Rubiales hatte bei der Siegerehrung nach dem Final-Triumph der Spanierinnen über England am 20. August in Sydney Hermoso ungefragt auf den Mund geküsst und damit weltweit riesige Empörung ausgelöst. Er beteuert weiter, der Kuss direkt nach dem WM-Sieg sei in beiderseitigem Einvernehmen erfolgt. Dem widerspricht Hermoso.
«Wir haben Wochen, Monate damit verbracht, diesen Schutz zu suchen, den wir in der RFEF selbst nicht finden konnten. Die gleichen Leute, die uns um Vertrauen bitten, sind diejenigen, die heute eine Liste von Spielerinnen veröffentlichen, die darum gebeten haben, nicht berufen zu werden», kritisierte Hermoso nun.
Die Regierung reagiert
Allerdings macht auch die Regierung Druck – auf die Fußballerinnen: «Wenn die Spielerinnen nicht antreten, muss die Regierung, so leid es mir tut, handeln und dem Gesetz Geltung verschaffen», sagte Víctor Francos dem Radiosender El Larguero am späten Montagabend.

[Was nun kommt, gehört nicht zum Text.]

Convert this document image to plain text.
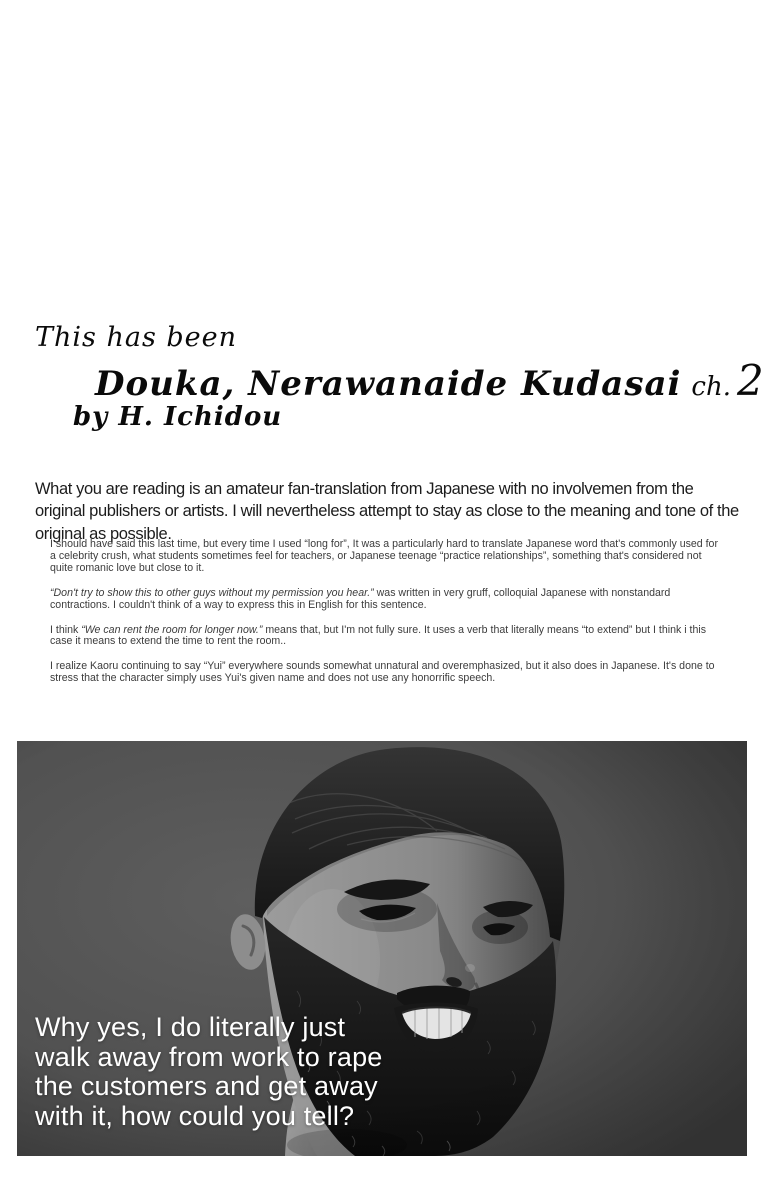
This has been
Douka, Nerawanaide Kudasai ch. 2
by H. Ichidou

What you are reading is an amateur fan-translation from Japanese with no involvemen from the original publishers or artists. I will nevertheless attempt to stay as close to the meaning and tone of the original as possible.

I should have said this last time, but every time I used “long for”, It was a particularly hard to translate Japanese word that's commonly used for a celebrity crush, what students sometimes feel for teachers, or Japanese teenage “practice relationships”, something that's considered not quite romanic love but close to it.

“Don't try to show this to other guys without my permission you hear.” was written in very gruff, colloquial Japanese with nonstandard contractions. I couldn't think of a way to express this in English for this sentence.

I think “We can rent the room for longer now.” means that, but I'm not fully sure. It uses a verb that literally means “to extend” but I think i this case it means to extend the time to rent the room..

I realize Kaoru continuing to say “Yui” everywhere sounds somewhat unnatural and overemphasized, but it also does in Japanese. It's done to stress that the character simply uses Yui's given name and does not use any honorrific speech.

Why yes, I do literally just
walk away from work to rape
the customers and get away
with it, how could you tell?
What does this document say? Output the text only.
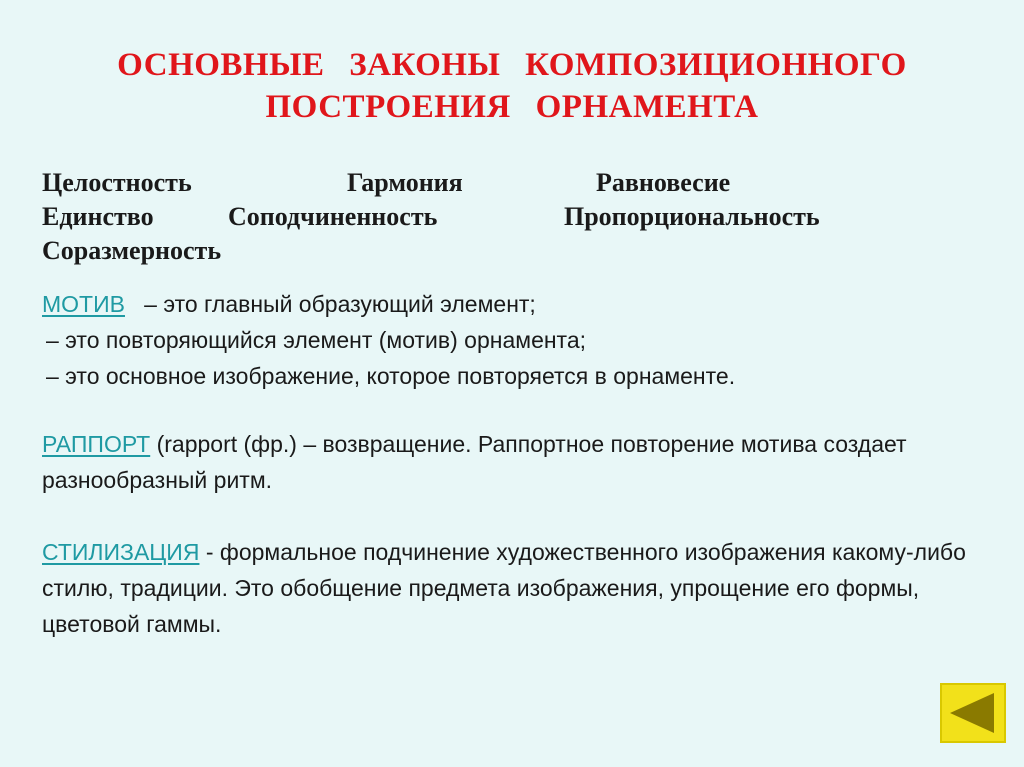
ОСНОВНЫЕ ЗАКОНЫ КОМПОЗИЦИОННОГО
ПОСТРОЕНИЯ ОРНАМЕНТА
Целостность	Гармония	Равновесие
Единство	Соподчиненность	Пропорциональность
Соразмерность
МОТИВ – это главный образующий элемент;
– это повторяющийся элемент (мотив) орнамента;
– это основное изображение, которое повторяется в орнаменте.
РАППОРТ (rapport (фр.) – возвращение. Раппортное повторение мотива создает разнообразный ритм.
СТИЛИЗАЦИЯ - формальное подчинение художественного изображения какому-либо стилю, традиции. Это обобщение предмета изображения, упрощение его формы, цветовой гаммы.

Francos ist der Präsident der obersten spanischen Sportbehörde CSD, er kündigte Gespräche und einen Schlichtungsversuch an. Sollte dieser scheitern, droht noch viel größerer Ärger. Dem spanischen Sportgesetz zufolge stellt die Weigerung, trotz Nominierung nicht anzutreten, eine besonders schwere Verfehlung dar, die Geldstrafen zwischen 3000 und 30.000 Euro sowie Sperren zwischen 2 und 15 Jahren nach sich ziehen kann.
Spanien will sich über die Nations League für Olympia 2024 in Paris qualifizieren. Am Montag hatte die neue Nationaltrainerin Montse Tomé 15 Weltmeisterinnen für die ersten beiden Spiele des Wettbewerbs am Freitag in Schweden sowie am kommenden Dienstag daheim gegen die Schweiz nominiert. Tomé hat den nach der WM im Zuge des Skandals geschassten Jorge Vilda abgelöst.
Vor Journalisten in Madrid versicherte Tomé, sie habe mit den von ihr nominierten Fußballerinnen gesprochen und keine von ihnen habe die Teilnahme an den Begegnungen verweigert. Das sahen die Spielerinnen um Weltfußballerin Alexia Putellas komplett anders. Am späten Montagabend teilten sie mit, ihren Länderspiel-Streik fortzusetzen.
Streik geht weiter
Hermoso war nicht von Tomé berufen worden. Zu den Gründen hatte die Trainerin gesagt, man wolle Hermoso so «beschützen». In ihrem Statement bei X reagierte die 33-Jährige auch auf Tomé: «Mich vor was schützen? Und vor wem?»
Die zur besten WM-Spielerin gekürte Aitana Bonmatí schrieb um kurz vor Mitternacht bei X unter anderem: «(…) unser fester Wille, aus berechtigten Gründen nicht nominiert zu werden (…) bleibt in vollem Umfang gültig.» Hermoso schrieb, sie stehe ganz an der Seite ihrer Mitspielerinnen.
Durch ihren Länderspiel-Streik wollen die Fußballerinnen den Druck auf den Verband hochhalten. 21 Mitglieder des Weltmeisterkaders und 18 weitere Topspielerinnen forderten unter anderem auch die Absetzung von RFEF-Interimschef Pedro Rocha und weiterer Funktionäre, die Rubiales nahestehen. Pikanterweise gilt auch Nationaltrainerin Tomé als Rubiales-Vertraute.
Am Montag hatte der Verband anlässlich der Kader-Nominierung ein Kommuniqué herausgegeben und betont: «Wir garantieren den Spielerinnen ein sicheres Umfeld und setzen uns für ein Klima des gegenseitigen Vertrauens ein, um gemeinsam dafür zu sorgen, dass sich der Frauenfußball in Zukunft noch stärker entwickelt.»